KOŠICE, Slovakia — Pope Francis met with more than 20,000 young people Sept. 14 at Lokomotiva Stadium in Košice, Slovakia, during his Sept. 12-15 visit to the country.
The youth spent the day singing and celebrating the anticipated arrival of the Roman pontiff.
Bernadeta Hrebenarova, 28, told Catholic News Service said she found it “incredible that the pope decided to visit my beloved city of Košice.”
“It’s just unbelievable; I cannot describe the feeling,” Hrebenarova said. “I really hope that the pope will bring a message to us, to the young people, on how we should follow Christ in the current world and how to bring the light to the world.”
Young people in Slovakia, she said, “need to hear that we are needed, that Jesus is with us and that whatever path we are on, we are in his plans, and that he has his own plan for each and every one of us.”
For 20-year-old Filip Bacskai, the pope’s visit to his country “was a really huge surprise for me.”
Nevertheless, Bacskai told CNS he expected to be equally surprised by Pope Francis’s speech to young people. He also said he hoped the pope would address “controversial themes” with his usual candor and “come with something that no one expects.”
“I think we need to hear that we should be brave,” Bacskai said. “That’s what he’s always talking about, the bravery to catch the opportunities that God gives us; the energy that should always be a part of a young person’s life.”
In his address, the pope encouraged young people to rebel against “the culture of the ephemeral” that seeks only momentary pleasures that come and go.

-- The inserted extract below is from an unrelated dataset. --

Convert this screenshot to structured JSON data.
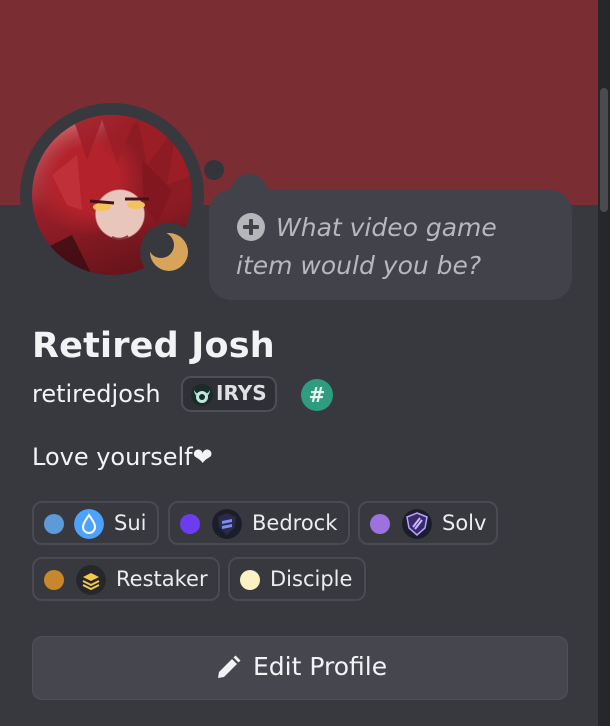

“Dear friends, let us not trivialize love, because love is not simply an emotion or feeling, even though it may start that way. Love is not about having everything now; it is not part of today’s throwaway culture. Love is fidelity, gift and responsibility,” he said.
Love and heroism, he continued, go hand-in-hand as evidenced by the life of Blessed Anna Kolesárová.
Known as the “Slovak St. Maria Goretti,” Blessed Kolesárová was killed in 1944 at the hands of a Soviet soldier after she refused his unwanted sexual advances.
Calling her a “heroine of love,” Pope Francis encouraged young people to “aim high” and not “let your lives just pass by like so many episodes in a soap opera.”
He also urged them to “dream of a beauty that goes beyond appearances” and dared them to shun “the fads of the moment” that prevent them from finding true happiness and true love.
“Dream fearlessly of creating a family, having children and raising them well, spending your life in sharing everything with another person,” he said. “Don’t be ashamed of your faults and flaws, for there is someone out there ready to accept and love them, someone who will love you just as you are.”
The pope also called on young people to not forget their roots and to not yield to the persistent self-absorbed culture that turns people into “spreaders of negativity” and “professional complainers.”
“Pay no attention to them, for pessimism and complaining are not Christian. The Lord detests glumness and victimhood. We were not made to be downcast, but to look up to heaven,” he said.